Amarcord | Accadde oggi 8 maggio 1982: la morte di Gilles Villeneuve

Erano da poco iniziati gli anni ’80 e Villeneuve era sulla bocca di tutti. Un grande pilota dotato di molta audacia che però non sfuggì alla morte.

Morte Gilles Villeneuve
Credits: pinterest

Il 1982 si è rivelato un anno davvero negativo per la Ferrari, sia sul piano umano che su quello sportivo. L’avvenimento più terribile consiste nell’incidente a Zolder durante le qualifiche: la morte di Gilles Villeneuve è inevitabile.

Dopo il GP di Imola che vede le due Ferrari prima e seconda (vince il canadese), si alza una scia di polemiche. Pironi, infatti, aveva attaccato Villeneuve negli ultimi giri mettendo a rischio la doppietta del team. Secondo Gilles le posizioni sarebbero invece dovute essere congelate.

Si va quindi in qualifica respirando un’aria molto tesa all’interno del box del Cavallino. Il numero 27 della Ferrari non inizia però bene la sessione, in quanto a pochi minuti dalla fine si trova solamente ottavo.

La morte di Gilles Villeneuve

Gilles rientra in pista quando mancano solo 8 minuti al termine della sessione. Dopo un primo giro veloce, decide di effettuare un altro tentativo. Dopo alcune curve si avvicina alla vettura di Jochen Mass. A questo punto il ferrarista decide di superarlo all’esterno, ma allo stesso momento anche la March si sposta nella medesima direzione.

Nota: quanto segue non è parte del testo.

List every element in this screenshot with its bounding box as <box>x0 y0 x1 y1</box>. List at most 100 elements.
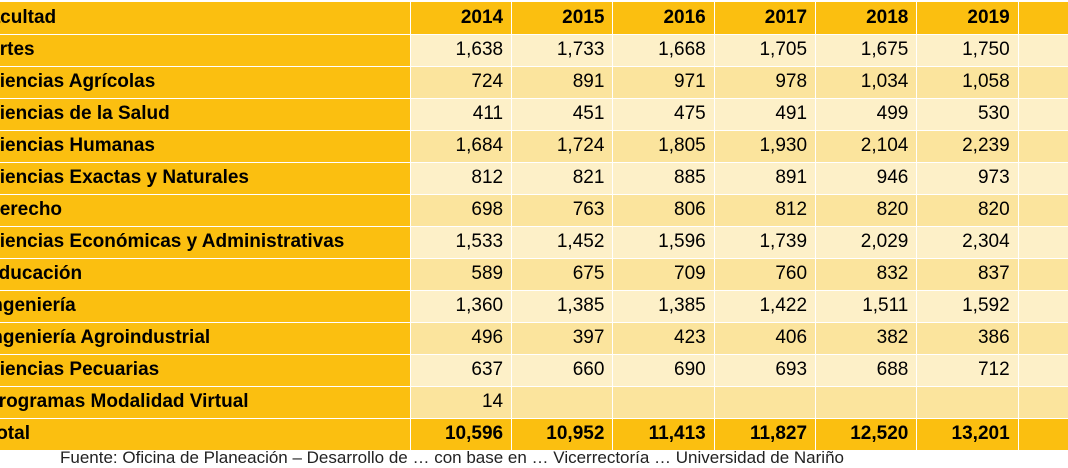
year-column-header: 2018 <box>815 2 918 35</box>
table-header-row: Facultad 2014 2015 2016 2017 2018 2019 2… <box>0 2 1068 35</box>
value-cell: 2,5 <box>1018 226 1068 259</box>
value-cell: 891 <box>714 162 817 195</box>
value-cell: 8 <box>1018 194 1068 227</box>
value-cell: 7 <box>1018 354 1068 387</box>
table-row: Ciencias de la Salud4114514754914995305 <box>0 98 1068 131</box>
faculty-name-cell: Total <box>0 418 411 451</box>
value-cell: 946 <box>815 162 918 195</box>
year-column-header: 2015 <box>511 2 614 35</box>
faculty-name-cell: Ciencias Pecuarias <box>0 354 411 387</box>
total-row: Total10,59610,95211,41311,82712,52013,20… <box>0 418 1068 451</box>
value-cell <box>714 386 817 419</box>
value-cell: 1,705 <box>714 34 817 67</box>
value-cell: 891 <box>511 66 614 99</box>
faculty-column-header: Facultad <box>0 2 411 35</box>
year-column-header: 2016 <box>612 2 715 35</box>
value-cell: 10,596 <box>410 418 513 451</box>
value-cell: 1,750 <box>916 34 1019 67</box>
value-cell: 1,592 <box>916 290 1019 323</box>
value-cell: 11,413 <box>612 418 715 451</box>
value-cell: 1,7 <box>1018 34 1068 67</box>
value-cell: 382 <box>815 322 918 355</box>
year-column-header: 2019 <box>916 2 1019 35</box>
value-cell: 978 <box>714 66 817 99</box>
value-cell: 397 <box>511 322 614 355</box>
table-row: Ciencias Agrícolas 724 891 971 978 1,034 1,058… <box>0 66 1068 99</box>
value-cell: 1,733 <box>511 34 614 67</box>
value-cell <box>815 386 918 419</box>
value-cell: 406 <box>714 322 817 355</box>
year-column-header: 2020 <box>1018 2 1068 35</box>
faculty-name-cell: Artes <box>0 34 411 67</box>
value-cell: 11,827 <box>714 418 817 451</box>
value-cell: 1,422 <box>714 290 817 323</box>
value-cell: 837 <box>916 258 1019 291</box>
year-column-header: 2017 <box>714 2 817 35</box>
value-cell: 2,104 <box>815 130 918 163</box>
value-cell: 1,058 <box>916 66 1019 99</box>
value-cell: 1,668 <box>612 34 715 67</box>
table-row: Derecho6987638068128208208 <box>0 194 1068 227</box>
value-cell: 589 <box>410 258 513 291</box>
value-cell: 712 <box>916 354 1019 387</box>
value-cell: 763 <box>511 194 614 227</box>
value-cell: 675 <box>511 258 614 291</box>
faculty-name-cell: Ciencias Agrícolas <box>0 66 411 99</box>
table-row: Ciencias Humanas 1,684 1,724 1,805 1,930 2,10… <box>0 130 1068 163</box>
value-cell: 885 <box>612 162 715 195</box>
value-cell: 496 <box>410 322 513 355</box>
value-cell <box>1018 386 1068 419</box>
table-row: Ciencias Exactas y Naturales 812 821 885 891… <box>0 162 1068 195</box>
value-cell: 1,739 <box>714 226 817 259</box>
value-cell: 693 <box>714 354 817 387</box>
value-cell: 1,0 <box>1018 162 1068 195</box>
value-cell: 3 <box>1018 322 1068 355</box>
enrollment-table-container: Facultad 2014 2015 2016 2017 2018 2019 2… <box>0 2 1068 451</box>
value-cell: 2,304 <box>916 226 1019 259</box>
value-cell: 1,805 <box>612 130 715 163</box>
value-cell <box>511 386 614 419</box>
year-column-header: 2014 <box>410 2 513 35</box>
value-cell: 14 <box>410 386 513 419</box>
value-cell: 637 <box>410 354 513 387</box>
value-cell: 5 <box>1018 98 1068 131</box>
value-cell: 1,724 <box>511 130 614 163</box>
value-cell: 1,930 <box>714 130 817 163</box>
value-cell: 423 <box>612 322 715 355</box>
value-cell: 812 <box>714 194 817 227</box>
value-cell: 688 <box>815 354 918 387</box>
value-cell: 724 <box>410 66 513 99</box>
faculty-name-cell: Ciencias de la Salud <box>0 98 411 131</box>
value-cell: 451 <box>511 98 614 131</box>
table-row: Programas Modalidad Virtual 14 <box>0 386 1068 419</box>
value-cell: 1,385 <box>511 290 614 323</box>
value-cell: 971 <box>612 66 715 99</box>
enrollment-table: Facultad 2014 2015 2016 2017 2018 2019 2… <box>0 2 1068 451</box>
table-row: Ciencias Pecuarias6376606906936887127 <box>0 354 1068 387</box>
value-cell: 821 <box>511 162 614 195</box>
value-cell: 1,684 <box>410 130 513 163</box>
faculty-name-cell: Ingeniería Agroindustrial <box>0 322 411 355</box>
faculty-name-cell: Ingeniería <box>0 290 411 323</box>
faculty-name-cell: Ciencias Exactas y Naturales <box>0 162 411 195</box>
value-cell: 1,034 <box>815 66 918 99</box>
value-cell: 1,596 <box>612 226 715 259</box>
value-cell <box>916 386 1019 419</box>
value-cell: 1,385 <box>612 290 715 323</box>
value-cell: 1,638 <box>410 34 513 67</box>
value-cell: 1,7 <box>1018 290 1068 323</box>
value-cell: 2,2 <box>1018 130 1068 163</box>
value-cell <box>612 386 715 419</box>
value-cell: 1,533 <box>410 226 513 259</box>
value-cell: 820 <box>815 194 918 227</box>
value-cell: 411 <box>410 98 513 131</box>
faculty-name-cell: Ciencias Económicas y Administrativas <box>0 226 411 259</box>
value-cell: 12,520 <box>815 418 918 451</box>
value-cell: 820 <box>916 194 1019 227</box>
value-cell: 9 <box>1018 258 1068 291</box>
faculty-name-cell: Educación <box>0 258 411 291</box>
value-cell: 13,201 <box>916 418 1019 451</box>
value-cell: 2,239 <box>916 130 1019 163</box>
faculty-name-cell: Programas Modalidad Virtual <box>0 386 411 419</box>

Mass pensava infatti di dare strada liberando l’interno della traiettoria. Purtroppo, a causa di questa incomprensione, la vettura 27 tocca la ruota posteriore della March e decolla. Non appena la macchina ritocca terra inizia a girare su stessa, portando allo sbalzo del pilota. Villeneuve sbatte contro un palo che sostiene le reti di protezione e cade a terra molti metri dopo.

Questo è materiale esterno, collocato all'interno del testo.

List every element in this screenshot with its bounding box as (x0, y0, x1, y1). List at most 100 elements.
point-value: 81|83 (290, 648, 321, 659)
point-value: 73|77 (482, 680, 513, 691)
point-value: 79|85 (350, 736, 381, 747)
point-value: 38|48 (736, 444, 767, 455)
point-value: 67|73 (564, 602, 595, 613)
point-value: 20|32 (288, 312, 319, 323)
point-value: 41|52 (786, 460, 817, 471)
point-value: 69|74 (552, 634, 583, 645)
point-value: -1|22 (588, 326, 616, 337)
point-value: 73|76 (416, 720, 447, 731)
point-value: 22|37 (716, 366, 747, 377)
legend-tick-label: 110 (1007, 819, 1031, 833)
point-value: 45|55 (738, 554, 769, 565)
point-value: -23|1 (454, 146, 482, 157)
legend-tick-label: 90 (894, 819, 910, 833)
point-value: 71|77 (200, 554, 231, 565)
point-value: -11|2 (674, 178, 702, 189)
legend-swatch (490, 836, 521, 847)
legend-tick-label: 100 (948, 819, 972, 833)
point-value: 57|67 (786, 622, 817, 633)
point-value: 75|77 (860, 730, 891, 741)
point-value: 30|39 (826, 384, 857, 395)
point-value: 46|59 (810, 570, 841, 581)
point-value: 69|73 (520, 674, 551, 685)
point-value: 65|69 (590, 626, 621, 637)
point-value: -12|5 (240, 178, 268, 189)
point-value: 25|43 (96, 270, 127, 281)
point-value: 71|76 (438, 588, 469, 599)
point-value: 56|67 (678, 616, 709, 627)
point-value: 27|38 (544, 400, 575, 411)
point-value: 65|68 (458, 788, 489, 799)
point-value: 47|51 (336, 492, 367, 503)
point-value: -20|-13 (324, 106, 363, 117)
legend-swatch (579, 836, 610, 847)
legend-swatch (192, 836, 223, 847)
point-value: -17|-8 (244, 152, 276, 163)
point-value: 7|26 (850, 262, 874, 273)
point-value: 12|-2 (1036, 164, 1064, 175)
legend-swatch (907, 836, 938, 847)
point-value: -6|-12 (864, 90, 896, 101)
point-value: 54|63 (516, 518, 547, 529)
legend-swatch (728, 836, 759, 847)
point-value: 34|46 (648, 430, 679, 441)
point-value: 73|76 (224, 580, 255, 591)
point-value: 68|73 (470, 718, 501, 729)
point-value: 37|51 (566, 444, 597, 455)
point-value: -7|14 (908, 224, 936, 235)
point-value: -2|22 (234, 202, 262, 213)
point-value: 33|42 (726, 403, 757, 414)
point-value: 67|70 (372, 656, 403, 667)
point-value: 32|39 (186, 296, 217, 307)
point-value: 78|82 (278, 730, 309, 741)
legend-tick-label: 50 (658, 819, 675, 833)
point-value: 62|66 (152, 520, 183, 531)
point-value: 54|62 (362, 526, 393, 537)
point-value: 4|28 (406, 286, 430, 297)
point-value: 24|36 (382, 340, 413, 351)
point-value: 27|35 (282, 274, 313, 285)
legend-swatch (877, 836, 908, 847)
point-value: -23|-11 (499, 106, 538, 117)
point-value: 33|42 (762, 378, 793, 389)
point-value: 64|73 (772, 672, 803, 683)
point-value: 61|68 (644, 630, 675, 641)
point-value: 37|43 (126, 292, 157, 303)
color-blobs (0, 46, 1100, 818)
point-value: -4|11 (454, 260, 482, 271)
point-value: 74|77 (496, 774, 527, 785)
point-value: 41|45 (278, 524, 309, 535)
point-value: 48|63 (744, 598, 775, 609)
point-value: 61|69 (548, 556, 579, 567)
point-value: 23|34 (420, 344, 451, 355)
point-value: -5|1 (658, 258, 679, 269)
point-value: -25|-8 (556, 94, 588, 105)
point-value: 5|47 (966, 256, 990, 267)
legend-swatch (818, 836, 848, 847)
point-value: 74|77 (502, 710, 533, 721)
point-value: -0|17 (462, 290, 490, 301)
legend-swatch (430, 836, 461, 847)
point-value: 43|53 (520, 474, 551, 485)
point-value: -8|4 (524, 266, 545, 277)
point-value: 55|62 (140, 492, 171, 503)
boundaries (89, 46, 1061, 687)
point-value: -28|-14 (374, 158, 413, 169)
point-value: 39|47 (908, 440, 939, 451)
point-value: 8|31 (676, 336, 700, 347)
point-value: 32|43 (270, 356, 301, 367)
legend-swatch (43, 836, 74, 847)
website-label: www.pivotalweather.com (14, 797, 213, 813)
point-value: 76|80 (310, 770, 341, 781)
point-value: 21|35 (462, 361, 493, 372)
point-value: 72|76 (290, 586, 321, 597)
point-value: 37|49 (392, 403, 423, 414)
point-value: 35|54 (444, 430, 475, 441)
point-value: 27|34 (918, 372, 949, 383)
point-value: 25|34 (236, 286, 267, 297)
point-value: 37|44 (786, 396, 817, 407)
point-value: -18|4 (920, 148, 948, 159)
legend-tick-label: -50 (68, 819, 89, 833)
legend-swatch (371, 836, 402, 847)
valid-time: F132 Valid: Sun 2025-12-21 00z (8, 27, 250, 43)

I soccorsi sono molto rapidi e si tenta anche di rianimare il pilota sul posto. Viene poi trasferito all’infermieria del circuito e successivamente all’ospedale Saint Raphael. Purtroppo i medici constatano lesioni alla vertebra cervicale e dicono che la paralisi è molto probabile, sempre che sopravviva. La moglie decide così di dare l’ok per staccare le macchine che tenevano in vita Villeneuve. Il pilota muore così poco dopo le 21.

L’impatto sulla Ferrari

Il team lascia libera scelta a Pironi se correre o meno: il francese decide di non prendere parte al GP. Durante il week-end di Germania inoltre lo stesso Didier è protagonista di un incidente, dal quale non tornerà più in pista. La scuderia si vede così costretta a finire la stagione con 4 piloti diversi: Gilles, Didier, Tambay e Andretti. Alla fine dell’anno Pironi perderà il mondiale per soli 5 punti, nonostante abbia partecipato a solo 10 corse su 16.

Gilles è stato un pilota fondamentale per Ferrari, e il canadese sarà omaggiato 2 anni dopo con una grande vittoria del team.